Let’s return to some basics to remind ourselves how best to approach a sentence we want to revise. To revise something means, literally, to look at it again, and revising a sentence begins by analyzing it. When we analyze a sentence, we are said to be loosening it apart (that is the derivation of the word), disassembling it in order to see more exactly the sections that make up the statement. It’s usually enough for all practical purposes to keep on the hunt for three main elements: word, phrase, and clause.
A word is a group of letters we take together to symbolize an idea: the letters p + a + r + k become the word park. If we combine a number of words to symbolize another, larger idea, we produce a phrase: through the park. And if a combination of words includes a subject and a verb, we produce a clause: The dog ran through the park. A clause that states a complete thought on its own is called a sentence. If a sentence has one such independent clause, it’s called a simple sentence; if a sentence has two or more independent clauses, it’s called a compound sentence.

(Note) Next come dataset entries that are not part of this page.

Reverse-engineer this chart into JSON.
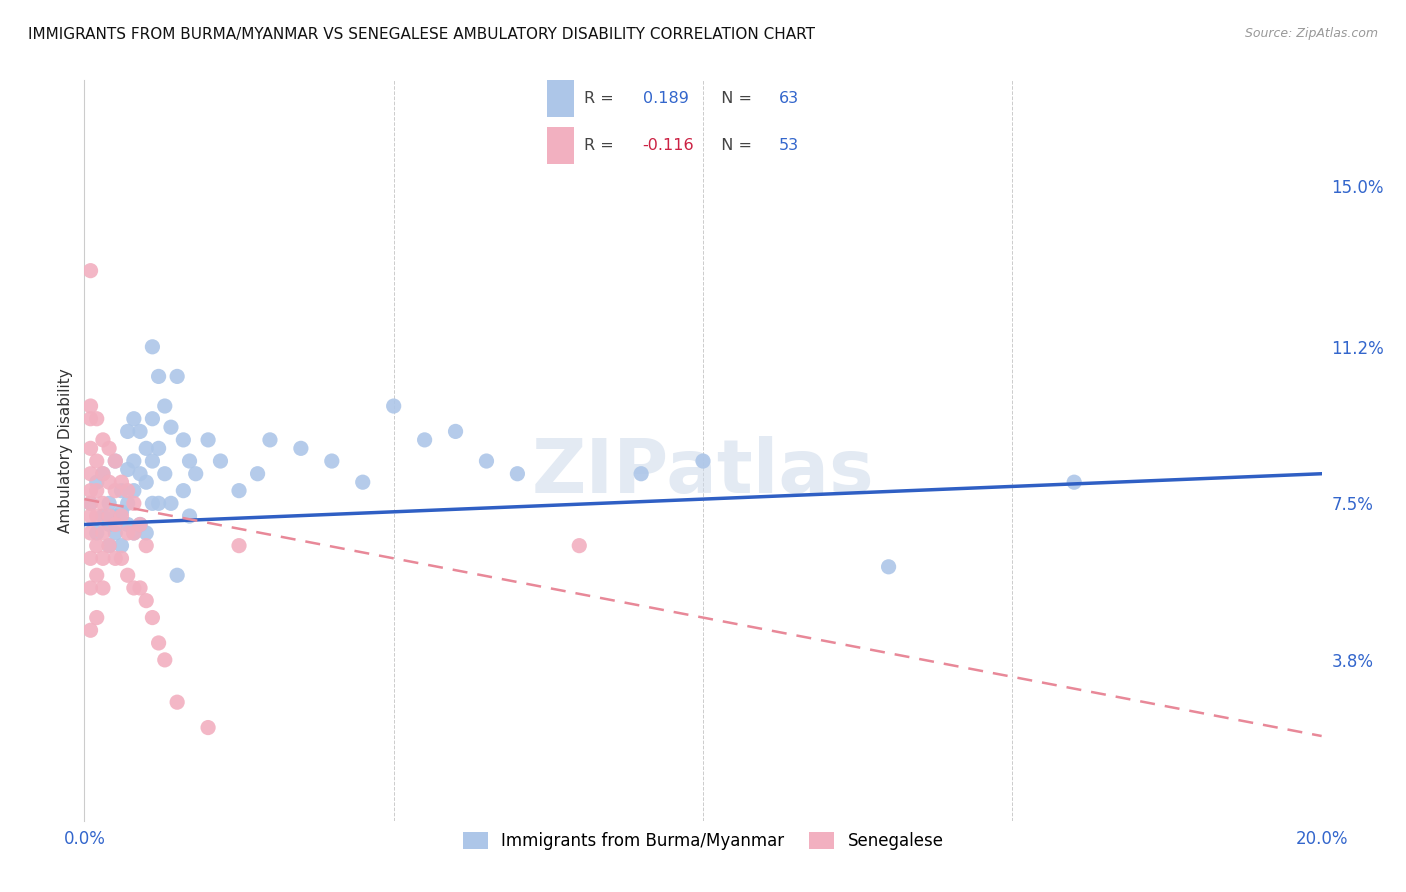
{
  "title": "IMMIGRANTS FROM BURMA/MYANMAR VS SENEGALESE AMBULATORY DISABILITY CORRELATION CHART",
  "source": "Source: ZipAtlas.com",
  "ylabel": "Ambulatory Disability",
  "ytick_vals": [
    0.038,
    0.075,
    0.112,
    0.15
  ],
  "ytick_labels": [
    "3.8%",
    "7.5%",
    "11.2%",
    "15.0%"
  ],
  "xlim": [
    0.0,
    0.2
  ],
  "ylim": [
    0.0,
    0.175
  ],
  "blue_color": "#adc6e8",
  "pink_color": "#f2b0c0",
  "trendline_blue_color": "#2f5fc4",
  "trendline_pink_color": "#e88898",
  "watermark": "ZIPatlas",
  "legend_label_blue": "Immigrants from Burma/Myanmar",
  "legend_label_pink": "Senegalese",
  "legend_r_blue": "0.189",
  "legend_n_blue": "63",
  "legend_r_pink": "-0.116",
  "legend_n_pink": "53",
  "blue_scatter_x": [
    0.001,
    0.002,
    0.002,
    0.003,
    0.003,
    0.004,
    0.004,
    0.004,
    0.005,
    0.005,
    0.005,
    0.006,
    0.006,
    0.006,
    0.007,
    0.007,
    0.007,
    0.007,
    0.008,
    0.008,
    0.008,
    0.008,
    0.009,
    0.009,
    0.009,
    0.01,
    0.01,
    0.01,
    0.011,
    0.011,
    0.011,
    0.011,
    0.012,
    0.012,
    0.012,
    0.013,
    0.013,
    0.014,
    0.014,
    0.015,
    0.015,
    0.016,
    0.016,
    0.017,
    0.017,
    0.018,
    0.02,
    0.022,
    0.025,
    0.028,
    0.03,
    0.035,
    0.04,
    0.045,
    0.05,
    0.055,
    0.06,
    0.065,
    0.07,
    0.09,
    0.1,
    0.13,
    0.16
  ],
  "blue_scatter_y": [
    0.075,
    0.068,
    0.08,
    0.072,
    0.082,
    0.075,
    0.07,
    0.065,
    0.085,
    0.072,
    0.068,
    0.078,
    0.073,
    0.065,
    0.092,
    0.083,
    0.075,
    0.07,
    0.095,
    0.085,
    0.078,
    0.068,
    0.092,
    0.082,
    0.07,
    0.088,
    0.08,
    0.068,
    0.112,
    0.095,
    0.085,
    0.075,
    0.105,
    0.088,
    0.075,
    0.098,
    0.082,
    0.093,
    0.075,
    0.105,
    0.058,
    0.09,
    0.078,
    0.085,
    0.072,
    0.082,
    0.09,
    0.085,
    0.078,
    0.082,
    0.09,
    0.088,
    0.085,
    0.08,
    0.098,
    0.09,
    0.092,
    0.085,
    0.082,
    0.082,
    0.085,
    0.06,
    0.08
  ],
  "pink_scatter_x": [
    0.001,
    0.001,
    0.001,
    0.001,
    0.001,
    0.001,
    0.001,
    0.001,
    0.001,
    0.001,
    0.001,
    0.001,
    0.002,
    0.002,
    0.002,
    0.002,
    0.002,
    0.002,
    0.002,
    0.003,
    0.003,
    0.003,
    0.003,
    0.003,
    0.003,
    0.004,
    0.004,
    0.004,
    0.004,
    0.005,
    0.005,
    0.005,
    0.005,
    0.006,
    0.006,
    0.006,
    0.007,
    0.007,
    0.007,
    0.008,
    0.008,
    0.008,
    0.009,
    0.009,
    0.01,
    0.01,
    0.011,
    0.012,
    0.013,
    0.015,
    0.02,
    0.025,
    0.08
  ],
  "pink_scatter_y": [
    0.13,
    0.098,
    0.095,
    0.088,
    0.082,
    0.078,
    0.075,
    0.072,
    0.068,
    0.062,
    0.055,
    0.045,
    0.095,
    0.085,
    0.078,
    0.072,
    0.065,
    0.058,
    0.048,
    0.09,
    0.082,
    0.075,
    0.068,
    0.062,
    0.055,
    0.088,
    0.08,
    0.072,
    0.065,
    0.085,
    0.078,
    0.07,
    0.062,
    0.08,
    0.072,
    0.062,
    0.078,
    0.068,
    0.058,
    0.075,
    0.068,
    0.055,
    0.07,
    0.055,
    0.065,
    0.052,
    0.048,
    0.042,
    0.038,
    0.028,
    0.022,
    0.065,
    0.065
  ],
  "blue_trend_x0": 0.0,
  "blue_trend_x1": 0.2,
  "blue_trend_y0": 0.07,
  "blue_trend_y1": 0.082,
  "pink_trend_x0": 0.0,
  "pink_trend_x1": 0.2,
  "pink_trend_y0": 0.076,
  "pink_trend_y1": 0.02
}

Because sentences can have more than one clause, it is best to analyze a troublesome statement clause by clause. Most of us, unfortunately, have gotten into the habit of jumping around a sentence in answer to a problem we haven’t really identified: the sentence just doesn’t work, we say; we just don’t like it. We have to begin with such immediate impressions, of course, but merely reacting to something we like or don’t like is not analysis. The loosening apart that is at the heart of analysis is achieved by methodical investigation. We should first read the sentence we don’t like from beginning to end. Then we go back to the beginning, and if it is a compound sentence, we read it clause by clause. Each clause, which means each group of words with its own subject and verb, is a separate project for analysis. Proceeding methodically this way through a longer sentence will keep the words upright, so to speak; or, to change the metaphor, it will keep the waves of the sentence from inundating us like a tsunami.

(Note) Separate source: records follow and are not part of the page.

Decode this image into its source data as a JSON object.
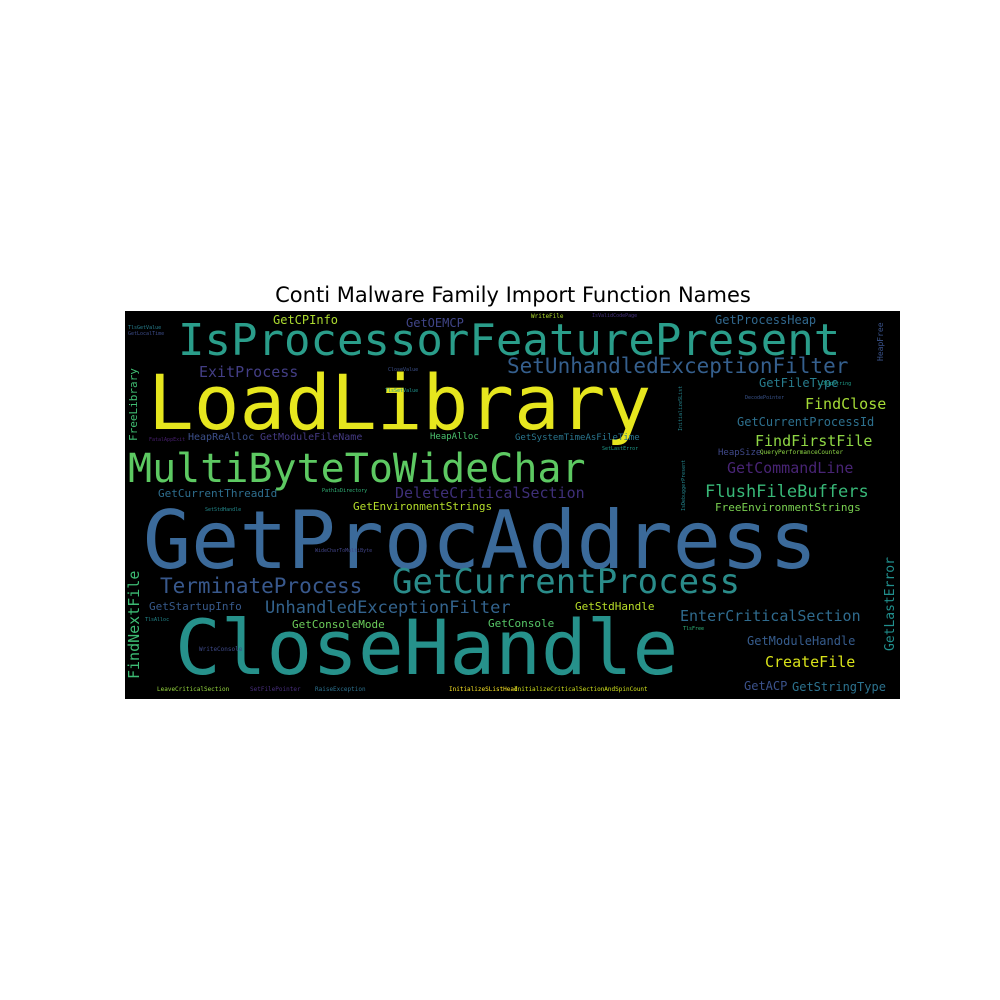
{
  "title": "Conti Malware Family Import Function Names",
  "words": [
    {
      "text": "GetProcAddress",
      "color": "#3b6a9a"
    },
    {
      "text": "CloseHandle",
      "color": "#26918b"
    },
    {
      "text": "LoadLibrary",
      "color": "#e6e61e"
    },
    {
      "text": "MultiByteToWideChar",
      "color": "#5dc962"
    },
    {
      "text": "IsProcessorFeaturePresent",
      "color": "#2a9d8a"
    },
    {
      "text": "GetCurrentProcess",
      "color": "#2a8c8a"
    },
    {
      "text": "SetUnhandledExceptionFilter",
      "color": "#355f8d"
    },
    {
      "text": "TerminateProcess",
      "color": "#38588c"
    },
    {
      "text": "UnhandledExceptionFilter",
      "color": "#33638d"
    },
    {
      "text": "FlushFileBuffers",
      "color": "#38b878"
    },
    {
      "text": "DeleteCriticalSection",
      "color": "#3e2f78"
    },
    {
      "text": "GetCommandLine",
      "color": "#482475"
    },
    {
      "text": "FindFirstFile",
      "color": "#8fd744"
    },
    {
      "text": "EnterCriticalSection",
      "color": "#2f6b8e"
    },
    {
      "text": "ExitProcess",
      "color": "#433e85"
    },
    {
      "text": "FindClose",
      "color": "#a5db36"
    },
    {
      "text": "CreateFile",
      "color": "#d8e219"
    },
    {
      "text": "GetCurrentProcessId",
      "color": "#2d708e"
    },
    {
      "text": "GetProcessHeap",
      "color": "#31688e"
    },
    {
      "text": "GetFileType",
      "color": "#287d8e"
    },
    {
      "text": "GetModuleHandle",
      "color": "#365c8d"
    },
    {
      "text": "GetStringType",
      "color": "#2c728e"
    },
    {
      "text": "GetACP",
      "color": "#3b528b"
    },
    {
      "text": "GetCPInfo",
      "color": "#addc30"
    },
    {
      "text": "GetOEMCP",
      "color": "#404588"
    },
    {
      "text": "GetEnvironmentStrings",
      "color": "#b5de2b"
    },
    {
      "text": "FreeEnvironmentStrings",
      "color": "#7ad151"
    },
    {
      "text": "GetCurrentThreadId",
      "color": "#2e6e8e"
    },
    {
      "text": "GetStartupInfo",
      "color": "#375a8c"
    },
    {
      "text": "GetStdHandle",
      "color": "#b8de29"
    },
    {
      "text": "GetConsoleMode",
      "color": "#6ccd5a"
    },
    {
      "text": "GetConsole",
      "color": "#56c667"
    },
    {
      "text": "GetModuleFileName",
      "color": "#443a83"
    },
    {
      "text": "HeapReAlloc",
      "color": "#3c4f8a"
    },
    {
      "text": "HeapAlloc",
      "color": "#4ac16d"
    },
    {
      "text": "GetSystemTimeAsFileTime",
      "color": "#2a768e"
    },
    {
      "text": "HeapSize",
      "color": "#3f4889"
    },
    {
      "text": "QueryPerformanceCounter",
      "color": "#8ed645"
    },
    {
      "text": "FreeLibrary",
      "color": "#40bd72"
    },
    {
      "text": "FindNextFile",
      "color": "#3dbc74"
    },
    {
      "text": "GetLastError",
      "color": "#218f8d"
    },
    {
      "text": "HeapFree",
      "color": "#3a538b"
    },
    {
      "text": "WriteFile",
      "color": "#b2dd2d"
    },
    {
      "text": "InitializeSListHead",
      "color": "#fde725"
    },
    {
      "text": "InitializeCriticalSectionAndSpinCount",
      "color": "#d0e11c"
    },
    {
      "text": "RaiseException",
      "color": "#2c718e"
    },
    {
      "text": "SetFilePointer",
      "color": "#472e7c"
    },
    {
      "text": "LeaveCriticalSection",
      "color": "#97d83f"
    },
    {
      "text": "WriteConsole",
      "color": "#3e4a89"
    },
    {
      "text": "WideCharToMultiByte",
      "color": "#414487"
    },
    {
      "text": "TlsFree",
      "color": "#31b57b"
    },
    {
      "text": "TlsAlloc",
      "color": "#23898e"
    },
    {
      "text": "SetStdHandle",
      "color": "#238a8d"
    },
    {
      "text": "FatalAppExit",
      "color": "#481f70"
    },
    {
      "text": "GetLocalTime",
      "color": "#3d4d8a"
    },
    {
      "text": "SetLastError",
      "color": "#1f9a8a"
    },
    {
      "text": "IsDebuggerPresent",
      "color": "#24868e"
    },
    {
      "text": "InitializeSList",
      "color": "#25858e"
    },
    {
      "text": "DecodePointer",
      "color": "#3a548c"
    },
    {
      "text": "LCMapString",
      "color": "#1e9c89"
    },
    {
      "text": "CloseValue",
      "color": "#3c508b"
    },
    {
      "text": "IsValidCodePage",
      "color": "#46327e"
    },
    {
      "text": "PathIsDirectory",
      "color": "#32b67a"
    },
    {
      "text": "TlsGetValue",
      "color": "#277f8e"
    },
    {
      "text": "TlsSetValue",
      "color": "#20928c"
    }
  ]
}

With one clause in view, then, we next separate it into subject and predicate. The subject is the element about which something is being said. In the clause the dog ran through the park, something is being said about the dog, so the dog is the subject of the clause. Then, what it is that is being said about the subject is called the predicate. The term predicate means to speak forth, and so the predicate of a clause will consist of the verb and all the other words that go with it to complete what is being said about the subject: ran through the park. It is customary and helpful practically to place a vertical bar (literally or with the mind’s eye) between the subject and predicate. Doing this will isolate these two essential foundations of every rational thought we will ever have, and it will give us certain control over our own thoughts and those of anyone else who might wish us to believe what they believe.
Control is good, but totalitarian control is not, and so it is imperative to remember that the other half of analysis, its inevitable complement, is synthesis. If analysis means to take apart, synthesis means to put together. Synthesis, we might say, is the whole point of analysis and the ultimate justification for taking the time and trouble to learn the terms and methods of an art, here the art of grammar or writing. To analyze is to pause, to take intelligent stock of what we have written and what, we feel at first, is not as good as it could be. We sharpen our analytical tools, cut this and trim that, and in fitting a sentence more suitably to the idea we have in mind, we set it about its own life to carry an idea to someone else. The hope is that working thoughtfully this way will not only be more enjoyable, but more in keeping too with the natural rhythm of things: always appearing, changing, and appearing again.